Valentino, who has dressed royalty, first ladies and movie stars in his signature flaming red dresses and tasteful couture, unveils his swan song collection Wednesday.
The Italian designer, who outfitted Julia Roberts the night she took home the Oscar and designed the wedding gown worn by Jacqueline Kennedy Onassis, retires this week after 45 years in the fashion business.
Screen legend Sophia Loren summed up Valentino's appeal with the words, ''Femininity and glamour and beautiful things!'' and said she has mixed feelings about his retirement.
''I think it's up to him to decide what he wants to do in his own life,'' she told The Associated Press. ''What I feel about it? I'm a little bit sad, because he is one of the greatest.''
Born Valentino Garavani in 1932 in Voghera, Italy, the designer spent much of his teenage years in the local cinema admiring leading ladies like Rita Hayworth and Lana Turner.
''I was crazy about film stars,'' Valentino told The Times of London last year. ''All my life I was fascinated to see a beautiful woman coming down the staircase in a long gown. This was my dream since I was a child and it is for this reason that I am a designer.''
At 17, he persuaded his parents to let him move to Paris, where he studied at the Fine Arts School and at the Chambre Syndicale de la Couture Parisienne, French fashion's governing body.
During apprenticeships at Jean Desses and Guy Laroche, Valentino demonstrated his skill for sketching and met influential style icons such as the countess Jacqueline de Ribes.
In 1959, he set up shop on his own in Rome, opening a salon on the prestigious via Condotti with backing from his father.
A year later, he met Giancarlo Giammetti, the man who would help him build an empire. The two were a couple for 12 years and remain inseparable.
Valentino had his big breakthrough in Florence in 1962. His show was a hit and soon he was dressing Elizabeth Taylor, Jacqueline Kennedy Onassis, Audrey Hepburn and other style icons of the era.
The 1970s seemed tailor-made for Valentino. Fashion was free and flirty, and life was fun as he partied at the legendary Studio 54 nightclub in New York and hung out with Andy Warhol.
Valentino was not fond of the 1980s, with its bouffant hairstyles and big shoulder pads, and even less of the grunge trend that followed. But throughout, he managed to win over new fans by staying true to his mantra: keep a woman looking her best.
Despite his aversion for fads, Valentino has consistently won over new fans, dressing Nancy Reagan and, in recent years, actresses Gwyneth Paltrow, Halle Berry, Cameron Diaz, Jennifer Garner, Naomi Watts and Lindsay Lohan.
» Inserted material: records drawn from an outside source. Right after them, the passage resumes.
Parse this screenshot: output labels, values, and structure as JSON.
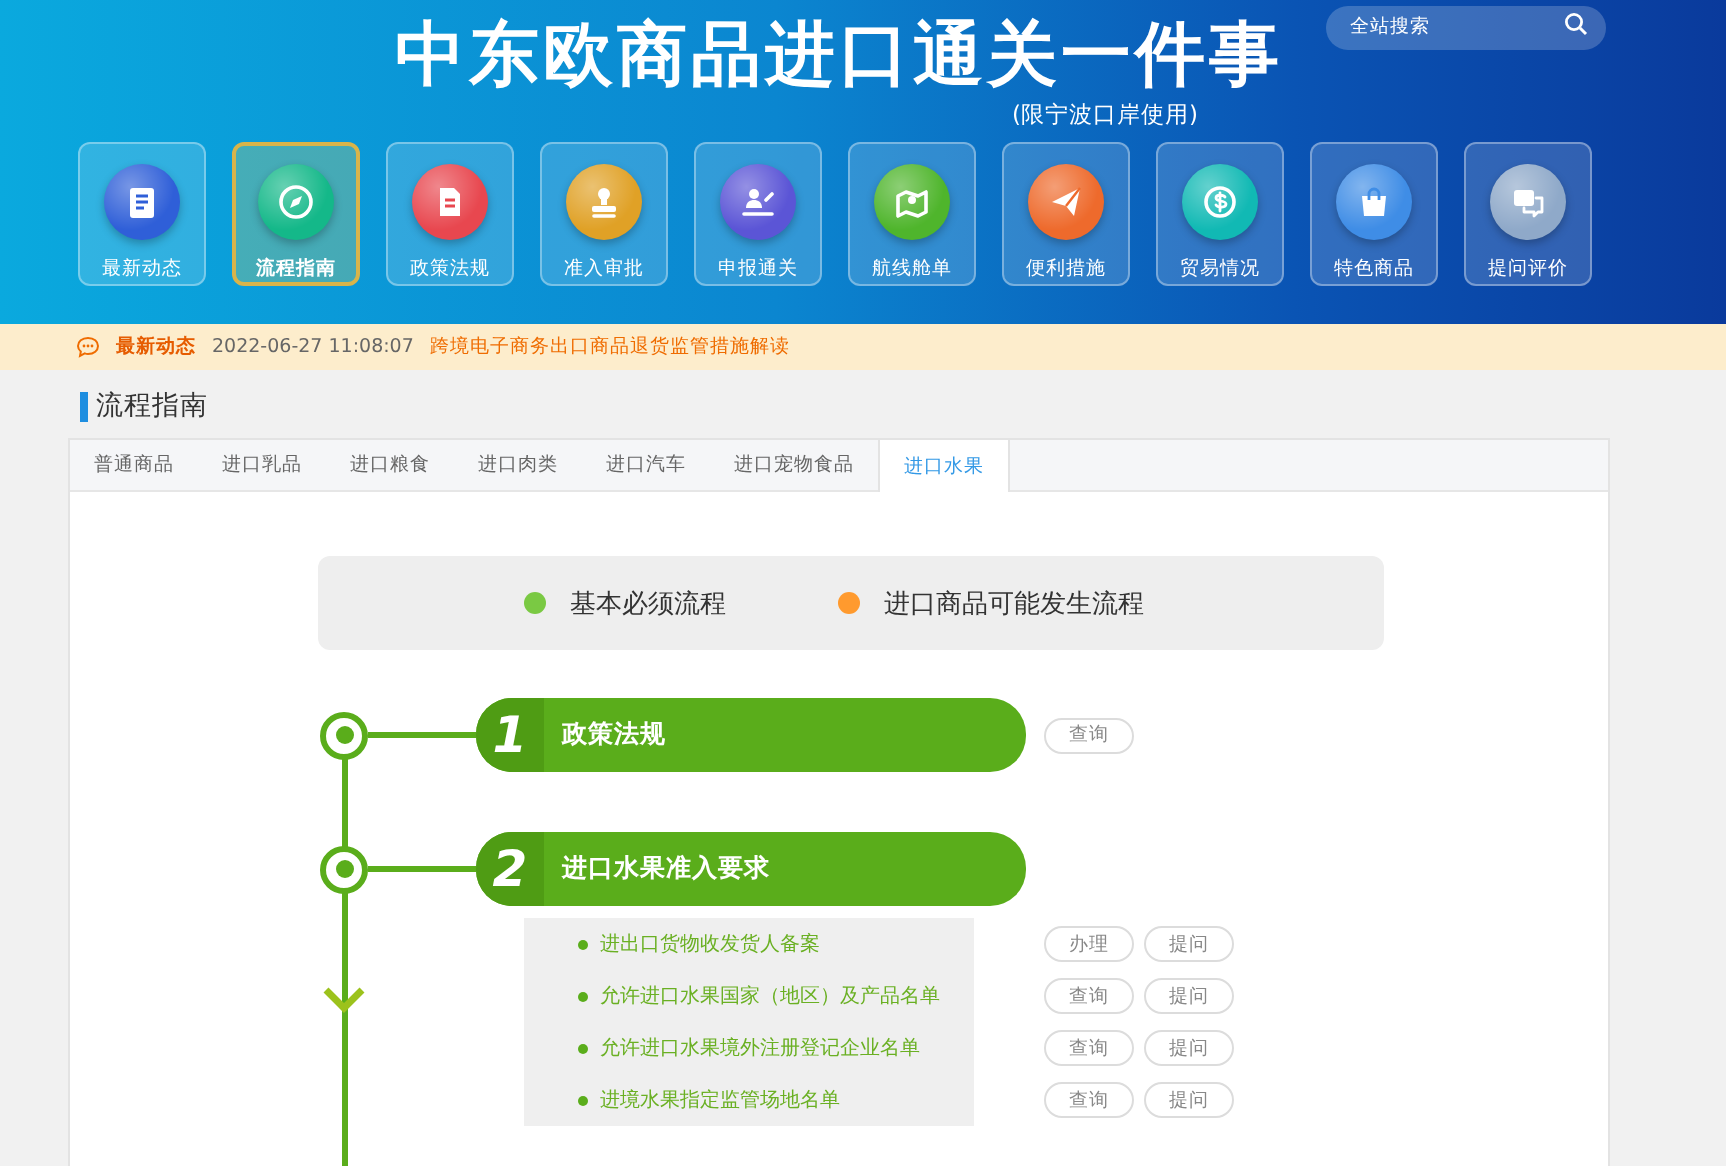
{
  "header": {
    "title": "中东欧商品进口通关一件事",
    "subtitle": "(限宁波口岸使用)",
    "search": {
      "placeholder": "全站搜索"
    }
  },
  "nav": [
    {
      "label": "最新动态",
      "color": "#2f5fd8",
      "selected": false
    },
    {
      "label": "流程指南",
      "color": "#14b889",
      "selected": true
    },
    {
      "label": "政策法规",
      "color": "#e8474f",
      "selected": false
    },
    {
      "label": "准入审批",
      "color": "#e0a126",
      "selected": false
    },
    {
      "label": "申报通关",
      "color": "#5b55d6",
      "selected": false
    },
    {
      "label": "航线舱单",
      "color": "#4fb52c",
      "selected": false
    },
    {
      "label": "便利措施",
      "color": "#ee6a2c",
      "selected": false
    },
    {
      "label": "贸易情况",
      "color": "#11b9b4",
      "selected": false
    },
    {
      "label": "特色商品",
      "color": "#3f8de6",
      "selected": false
    },
    {
      "label": "提问评价",
      "color": "#8fa9c9",
      "selected": false
    }
  ],
  "news": {
    "label": "最新动态",
    "date": "2022-06-27 11:08:07",
    "headline": "跨境电子商务出口商品退货监管措施解读"
  },
  "section_title": "流程指南",
  "tabs": [
    {
      "label": "普通商品",
      "selected": false
    },
    {
      "label": "进口乳品",
      "selected": false
    },
    {
      "label": "进口粮食",
      "selected": false
    },
    {
      "label": "进口肉类",
      "selected": false
    },
    {
      "label": "进口汽车",
      "selected": false
    },
    {
      "label": "进口宠物食品",
      "selected": false
    },
    {
      "label": "进口水果",
      "selected": true
    }
  ],
  "legend": [
    {
      "label": "基本必须流程",
      "color": "#7ac943"
    },
    {
      "label": "进口商品可能发生流程",
      "color": "#ff9a2e"
    }
  ],
  "steps": [
    {
      "number": "1",
      "title": "政策法规",
      "buttons": [
        "查询"
      ]
    },
    {
      "number": "2",
      "title": "进口水果准入要求",
      "items": [
        {
          "text": "进出口货物收发货人备案",
          "buttons": [
            "办理",
            "提问"
          ]
        },
        {
          "text": "允许进口水果国家（地区）及产品名单",
          "buttons": [
            "查询",
            "提问"
          ]
        },
        {
          "text": "允许进口水果境外注册登记企业名单",
          "buttons": [
            "查询",
            "提问"
          ]
        },
        {
          "text": "进境水果指定监管场地名单",
          "buttons": [
            "查询",
            "提问"
          ]
        }
      ]
    }
  ]
}
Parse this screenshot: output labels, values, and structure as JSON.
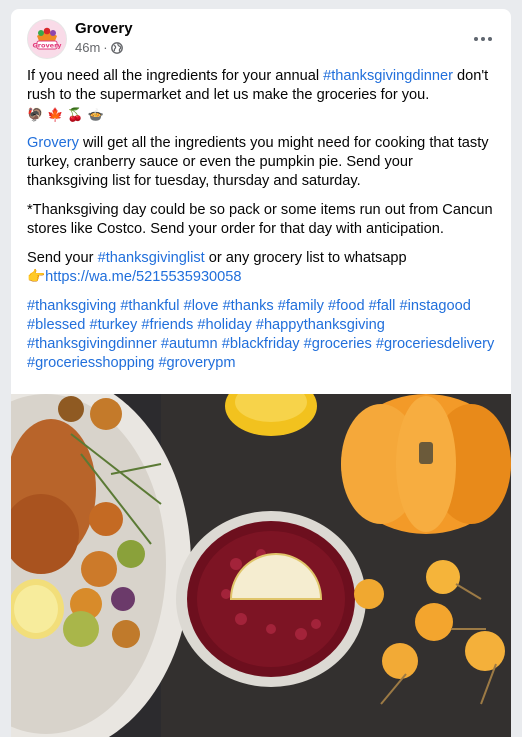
{
  "post": {
    "author": "Grovery",
    "timestamp": "46m",
    "separator": "·",
    "avatar_logo_text": "Grovery",
    "p1": {
      "text_a": "If you need all the ingredients for your annual ",
      "hashtag": "#thanksgivingdinner",
      "text_b": " don't rush to the supermarket and let us make the groceries for you."
    },
    "p1_emojis": [
      "🦃",
      "🍁",
      "🍒",
      "🍲"
    ],
    "p2": {
      "mention": "Grovery",
      "text": " will get all the ingredients you might need for cooking that tasty turkey, cranberry sauce or even the pumpkin pie. Send your thanksgiving list for tuesday, thursday and saturday."
    },
    "p3": "*Thanksgiving day could be so pack or some items run out from Cancun stores like Costco. Send your order for that day with anticipation.",
    "p4": {
      "text_a": "Send your ",
      "hashtag": "#thanksgivinglist",
      "text_b": " or any grocery list to whatsapp",
      "pointer": "👉",
      "link": "https://wa.me/5215535930058"
    },
    "hashtags": [
      "#thanksgiving",
      "#thankful",
      "#love",
      "#thanks",
      "#family",
      "#food",
      "#fall",
      "#instagood",
      "#blessed",
      "#turkey",
      "#friends",
      "#holiday",
      "#happythanksgiving",
      "#thanksgivingdinner",
      "#autumn",
      "#blackfriday",
      "#groceries",
      "#groceriesdelivery",
      "#groceriesshopping",
      "#groverypm"
    ]
  },
  "icons": {
    "more": "more-options-icon",
    "privacy": "globe-icon"
  },
  "colors": {
    "link": "#216fdb",
    "text": "#050505",
    "meta": "#65676b",
    "background": "#e9ebee"
  }
}
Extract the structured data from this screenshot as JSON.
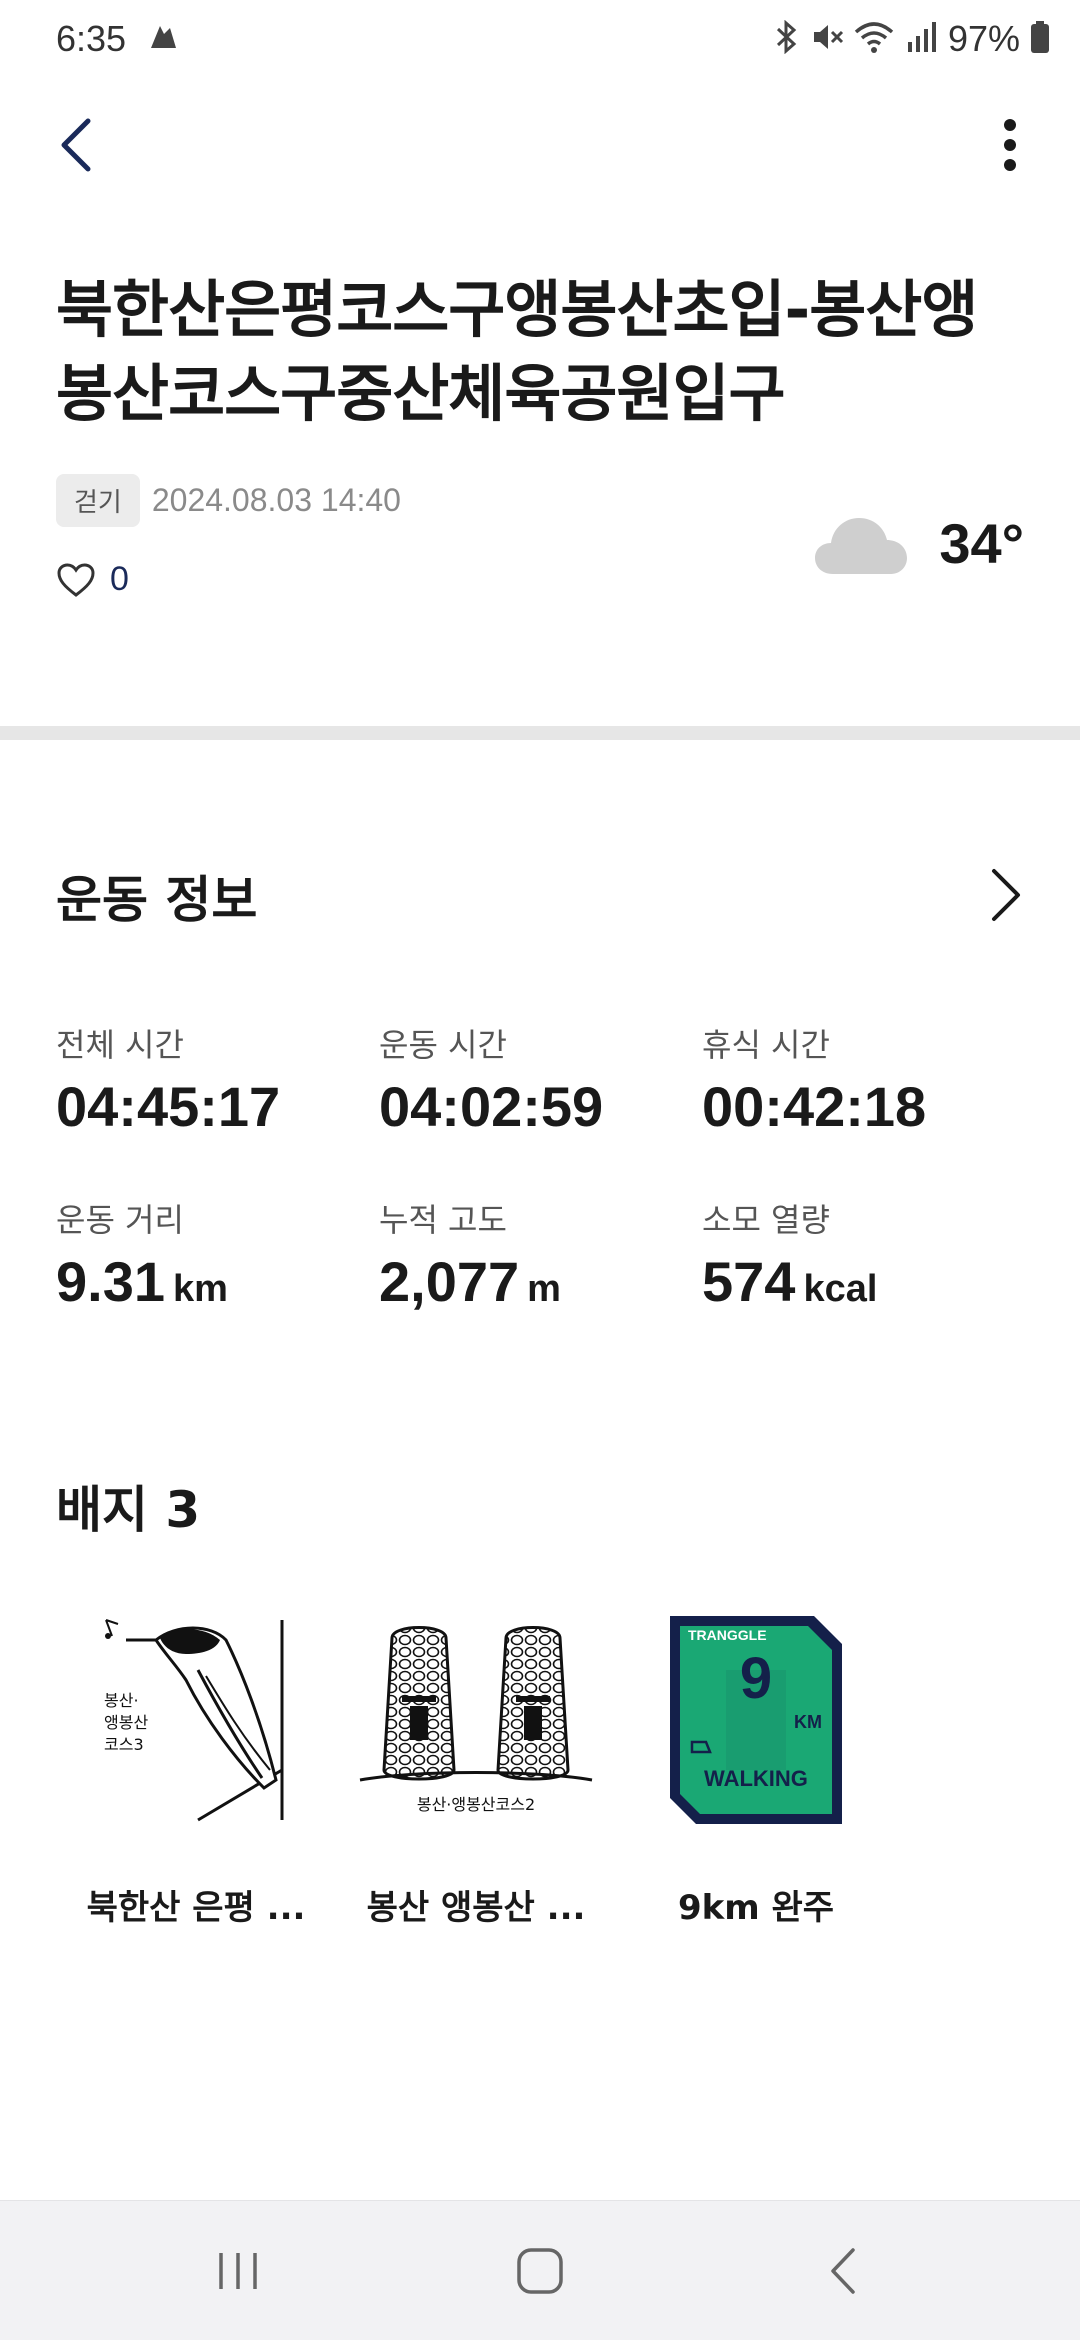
{
  "status_bar": {
    "time": "6:35",
    "battery": "97%"
  },
  "header": {
    "title": "북한산은평코스구앵봉산초입-봉산앵봉산코스구중산체육공원입구"
  },
  "meta": {
    "tag": "걷기",
    "date": "2024.08.03 14:40",
    "likes": "0"
  },
  "weather": {
    "temp": "34°",
    "icon": "cloud-icon"
  },
  "exercise": {
    "title": "운동 정보",
    "stats": [
      {
        "label": "전체 시간",
        "value": "04:45:17",
        "unit": ""
      },
      {
        "label": "운동 시간",
        "value": "04:02:59",
        "unit": ""
      },
      {
        "label": "휴식 시간",
        "value": "00:42:18",
        "unit": ""
      },
      {
        "label": "운동 거리",
        "value": "9.31",
        "unit": "km"
      },
      {
        "label": "누적 고도",
        "value": "2,077",
        "unit": "m"
      },
      {
        "label": "소모 열량",
        "value": "574",
        "unit": "kcal"
      }
    ]
  },
  "badges": {
    "title": "배지 3",
    "items": [
      {
        "name": "북한산 은평 ...",
        "caption": "봉산·앵봉산 코스3"
      },
      {
        "name": "봉산 앵봉산 ...",
        "caption": "봉산·앵봉산코스2"
      },
      {
        "name": "9km 완주",
        "brand": "TRANGGLE",
        "number": "9",
        "unit": "KM",
        "label": "WALKING"
      }
    ]
  },
  "colors": {
    "badge_navy": "#14204a",
    "badge_green": "#1aa874"
  }
}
It helped that unlike Saint Laurent, Valentino was never tempted by substance abuse. A workaholic who often sketches late into the evening, he has always maintained an iron grip on his health and image.
With his perpetual tan and perfectly coiffed hair, the impeccably dressed Valentino has long been a favorite of Hollywood and something of a good luck charm come Oscar time. Cate Blanchett won Best Supporting Actress in 2005 for ''The Aviator,'' wearing a pale yellow one-shouldered gown Valentino made for her.
Julia Roberts won best actress for ''Erin Brockovich'' in 2001 wearing a vintage black-and-white velvet column dress with white straps forming a ''Y'' down the front.
After a cameo in the 2006 movie ''The Devil Wears Prada,'' Valentino is scheduled to hit the big screen again this year in ''Valentino: The Last Emperor,'' a documentary directed by Vanity Fair special correspondent Matt Tyrnauer.
Last year, British-based private equity firm Permira bought the Valentino Fashion Group which also includes the Hugo Boss and Marlboro Classics labels for $3.8 billion. It has appointed Alessandra Facchinetti, formerly of Gucci, to continue designing the women's line.